#Discrimination #Salaires : Pour gagner plus, mieux vaut ne pas être en couple homosexuel

Mieux vaut être un homme blanc hétérosexuel pour obtenir un emploi et être bien payé. Le constat n’est pas neuf, mais l’Insee le précise en publiant, jeudi 10 avril, un ensemble d’études originales sur les discriminations liées aux origines ethniques et au sexe. Certains travaux exploitent des données anciennes, mais l’ensemble donne à voir des phénomènes jusqu’à présent mal documentés.

Même avec un diplôme plus élevé, les jeunes maghrébins sont plus discriminés

Rien n’y fait. Un testing réalisé à l’été 2010 en région Ile-de-France a mis en évidence que même en étant titulaire d’un BTS, un jeune homme d’origine maghrébine qui postulait à un emploi de technicien de maintenance, avait 1,25 fois moins de chances qu’un jeune « d’origine française » de niveau bac d’accéder à un entretien d’embauche. Le secteur de la maintenance avait été volontairement choisi par les chercheurs, car considéré comme « en tension ».

Les actifs d’origine étrangère écartés des emplois où il y a du contact avec la clientèle

D’après les données d’une enquête Insee de 2003, les personnes d’origine africaine ou « non européenne » de la première génération auraient 9 % à 12 % de chances de moins de décrocher un emploi où il y a un contact avec de la clientèle. L’essentiel de ce résultat s’expliquerait par une plus faible maîtrise du français. « Mais, soulignent les chercheurs, cette sous-représentation ne concerne que le secteur privé. » « La discrimination n’émane pas nécessairement de l’employeur. Celui-ci pourrait se borner à répercuter ce qu’il pense être les préjugés ethniques de sa clientèle. »

Si on est une femme immigrée, mieux vaut être asiatique pour obtenir un entretien d’embauche

A en croire les résultats d’un « testing » réalisé en 2009 avec le CV de développeurs informatiques fictifs de niveau bac + 5, les candidatures qui ont été le moins invitées à se présenter pour un entretien d’embauche étaient celles des femmes d’origine marocaine et sénégalaise (respectivement 10 % et 8 % de taux de réponse).

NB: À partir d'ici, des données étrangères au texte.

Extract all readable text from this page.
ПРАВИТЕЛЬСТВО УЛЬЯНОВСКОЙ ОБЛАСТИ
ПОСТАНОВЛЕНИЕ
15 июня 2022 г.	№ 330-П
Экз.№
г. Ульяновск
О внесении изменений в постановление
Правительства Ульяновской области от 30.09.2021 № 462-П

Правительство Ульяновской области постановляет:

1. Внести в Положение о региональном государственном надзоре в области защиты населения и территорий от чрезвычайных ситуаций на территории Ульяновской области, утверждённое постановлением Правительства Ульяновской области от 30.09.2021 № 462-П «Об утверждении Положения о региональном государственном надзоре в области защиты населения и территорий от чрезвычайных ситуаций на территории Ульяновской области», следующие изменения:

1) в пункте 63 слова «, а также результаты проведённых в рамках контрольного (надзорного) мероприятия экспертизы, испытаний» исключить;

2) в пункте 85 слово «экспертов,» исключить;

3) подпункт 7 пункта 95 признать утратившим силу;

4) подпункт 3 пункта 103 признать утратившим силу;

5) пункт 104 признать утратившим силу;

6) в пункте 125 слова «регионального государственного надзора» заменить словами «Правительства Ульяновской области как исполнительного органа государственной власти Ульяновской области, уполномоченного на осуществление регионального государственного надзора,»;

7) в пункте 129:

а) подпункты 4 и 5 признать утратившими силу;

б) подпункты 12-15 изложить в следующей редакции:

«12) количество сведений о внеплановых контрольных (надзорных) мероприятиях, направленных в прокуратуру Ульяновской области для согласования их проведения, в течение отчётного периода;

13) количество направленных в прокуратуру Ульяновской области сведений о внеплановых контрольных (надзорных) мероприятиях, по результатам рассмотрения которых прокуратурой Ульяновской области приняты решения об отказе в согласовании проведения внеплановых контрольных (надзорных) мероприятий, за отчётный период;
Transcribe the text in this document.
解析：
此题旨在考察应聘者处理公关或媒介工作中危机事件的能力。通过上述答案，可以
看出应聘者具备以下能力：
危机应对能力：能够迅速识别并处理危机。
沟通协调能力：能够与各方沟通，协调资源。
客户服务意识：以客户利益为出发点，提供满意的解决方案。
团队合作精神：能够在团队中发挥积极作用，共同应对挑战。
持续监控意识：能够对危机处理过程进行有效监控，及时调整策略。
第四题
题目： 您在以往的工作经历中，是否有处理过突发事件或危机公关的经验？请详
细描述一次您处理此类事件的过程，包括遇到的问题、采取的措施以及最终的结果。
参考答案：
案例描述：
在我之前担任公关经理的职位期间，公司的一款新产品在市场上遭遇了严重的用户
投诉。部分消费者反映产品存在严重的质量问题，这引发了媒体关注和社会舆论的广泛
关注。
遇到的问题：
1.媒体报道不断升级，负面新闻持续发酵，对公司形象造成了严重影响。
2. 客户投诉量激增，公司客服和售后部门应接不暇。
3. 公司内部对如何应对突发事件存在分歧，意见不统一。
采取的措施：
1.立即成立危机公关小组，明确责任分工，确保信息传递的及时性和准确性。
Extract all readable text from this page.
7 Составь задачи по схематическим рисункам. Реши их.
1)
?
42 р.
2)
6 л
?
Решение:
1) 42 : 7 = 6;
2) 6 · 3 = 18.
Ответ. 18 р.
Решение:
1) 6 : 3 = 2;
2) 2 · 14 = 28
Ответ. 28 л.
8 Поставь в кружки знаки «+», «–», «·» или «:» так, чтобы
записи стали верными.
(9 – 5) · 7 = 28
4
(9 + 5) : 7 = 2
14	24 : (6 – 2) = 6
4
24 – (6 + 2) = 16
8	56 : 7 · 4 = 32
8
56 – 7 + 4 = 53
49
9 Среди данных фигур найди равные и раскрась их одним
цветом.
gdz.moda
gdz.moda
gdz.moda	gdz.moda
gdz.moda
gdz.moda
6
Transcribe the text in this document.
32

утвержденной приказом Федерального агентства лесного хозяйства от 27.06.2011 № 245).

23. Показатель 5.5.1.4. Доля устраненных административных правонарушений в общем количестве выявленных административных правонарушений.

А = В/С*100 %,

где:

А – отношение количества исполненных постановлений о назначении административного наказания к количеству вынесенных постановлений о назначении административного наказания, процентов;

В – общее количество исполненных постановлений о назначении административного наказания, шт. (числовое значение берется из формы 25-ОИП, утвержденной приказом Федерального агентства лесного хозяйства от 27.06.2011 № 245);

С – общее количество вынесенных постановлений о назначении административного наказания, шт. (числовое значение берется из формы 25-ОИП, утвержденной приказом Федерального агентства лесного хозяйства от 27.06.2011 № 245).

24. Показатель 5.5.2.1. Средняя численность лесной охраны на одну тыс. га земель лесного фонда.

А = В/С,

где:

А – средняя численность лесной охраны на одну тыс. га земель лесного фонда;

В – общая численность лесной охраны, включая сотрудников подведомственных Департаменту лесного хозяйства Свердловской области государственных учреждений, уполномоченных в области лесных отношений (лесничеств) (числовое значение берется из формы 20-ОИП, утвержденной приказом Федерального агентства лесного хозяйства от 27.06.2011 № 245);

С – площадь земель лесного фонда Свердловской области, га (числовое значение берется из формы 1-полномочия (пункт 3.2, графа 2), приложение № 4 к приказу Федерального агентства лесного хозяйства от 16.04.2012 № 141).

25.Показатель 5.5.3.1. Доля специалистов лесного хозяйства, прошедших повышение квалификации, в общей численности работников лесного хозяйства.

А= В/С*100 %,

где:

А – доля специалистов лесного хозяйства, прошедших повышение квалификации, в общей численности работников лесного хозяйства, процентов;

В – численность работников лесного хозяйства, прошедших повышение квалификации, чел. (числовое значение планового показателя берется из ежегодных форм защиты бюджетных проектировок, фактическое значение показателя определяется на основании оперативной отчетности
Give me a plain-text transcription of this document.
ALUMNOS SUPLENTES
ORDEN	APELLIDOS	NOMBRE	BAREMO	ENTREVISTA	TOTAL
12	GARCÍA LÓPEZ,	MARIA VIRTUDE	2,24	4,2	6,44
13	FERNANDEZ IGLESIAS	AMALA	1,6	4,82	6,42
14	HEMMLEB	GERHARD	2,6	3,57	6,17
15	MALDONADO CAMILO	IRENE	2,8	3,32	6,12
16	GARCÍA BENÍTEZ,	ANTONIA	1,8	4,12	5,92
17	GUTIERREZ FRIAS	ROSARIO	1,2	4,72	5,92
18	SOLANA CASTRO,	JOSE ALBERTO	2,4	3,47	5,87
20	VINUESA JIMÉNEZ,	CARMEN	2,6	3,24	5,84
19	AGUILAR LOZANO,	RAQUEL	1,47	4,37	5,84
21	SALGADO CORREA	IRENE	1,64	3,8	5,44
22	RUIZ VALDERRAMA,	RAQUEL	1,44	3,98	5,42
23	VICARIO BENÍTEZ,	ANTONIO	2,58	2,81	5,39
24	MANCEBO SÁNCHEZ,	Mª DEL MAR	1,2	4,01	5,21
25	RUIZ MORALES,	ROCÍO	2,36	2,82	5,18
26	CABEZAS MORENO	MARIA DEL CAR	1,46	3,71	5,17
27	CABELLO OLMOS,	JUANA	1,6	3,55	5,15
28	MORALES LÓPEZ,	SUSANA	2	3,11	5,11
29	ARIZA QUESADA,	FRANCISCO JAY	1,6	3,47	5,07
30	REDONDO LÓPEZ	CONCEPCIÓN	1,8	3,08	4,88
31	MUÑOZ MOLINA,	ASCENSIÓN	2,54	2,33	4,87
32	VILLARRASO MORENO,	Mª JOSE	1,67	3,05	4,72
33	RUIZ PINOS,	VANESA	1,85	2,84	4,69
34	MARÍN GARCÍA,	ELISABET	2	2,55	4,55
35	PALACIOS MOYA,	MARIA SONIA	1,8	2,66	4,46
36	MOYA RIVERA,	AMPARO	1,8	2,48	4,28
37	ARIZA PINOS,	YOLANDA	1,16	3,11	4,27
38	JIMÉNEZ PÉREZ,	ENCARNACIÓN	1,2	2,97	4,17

Les femmes ont globalement moins de chances d’obtenir un rendez-vous que leurs homologues masculins… sauf celles d’origine vietnamienne (20 % de réponses positives, contre 12 % pour les hommes de même origine). Ces dernières obtiennent à peu près le taux de réponse que les femmes françaises (22 %). Les hommes d’origine française arrivent largement en tête (près de 28 %).

Pour gagner plus, mieux vaut ne pas être en couple homosexuel

De nombreuses études anglo-saxonnes font état de salaires plus faibles parmi les homosexuels, à compétences et postes comparables, mais les données manquent en France. L’Insee a comparé les salaires des personnes qui déclarent vivre en couple avec un « ami » de même sexe, seul indice statistique disponible de l’orientation sexuelle, en éliminant les possibles cohabitations (étudiants, retraités, personnes ayant de faibles revenus, etc.), avec ceux du reste de la population. Un écart de 6 % à 7 % apparaît dans le secteur privé. Il est de 5 % à 6 % dans le secteur public. Ce désavantage s’accroît avec la qualification et avec l’âge. Il n’est pas observé pour les femmes.

Les femmes chefs paient moins mal leurs subordonnées

Les « cheffes » font progresser l’équité salariale : les écarts entre hommes et femmes diminuent de 30 % à 85 % quand l’encadrement est féminin. En revanche, les salaires sont globalement plus faibles : les salariés qui ont une supérieure touchent 2,5 % à 4 % de moins que ceux qui ont un supérieur. Cela reste vrai même en tenant compte du fait que les femmes montent dans la hiérarchie dans des secteurs où les salaires sont plus faibles.

Est-ce dû à des différences entre les fonctions d’encadrement occupées, à des caractéristiques individuelles, à une moindre disposition des femmes vis-à-vis de la négociation salariale, ou à un comportement discriminatoire des entreprises envers leurs demandes ? Même si l’interprétation du phénomène n’en est qu’à ses débuts, les chercheurs penchent en faveur de cette dernière hypothèse.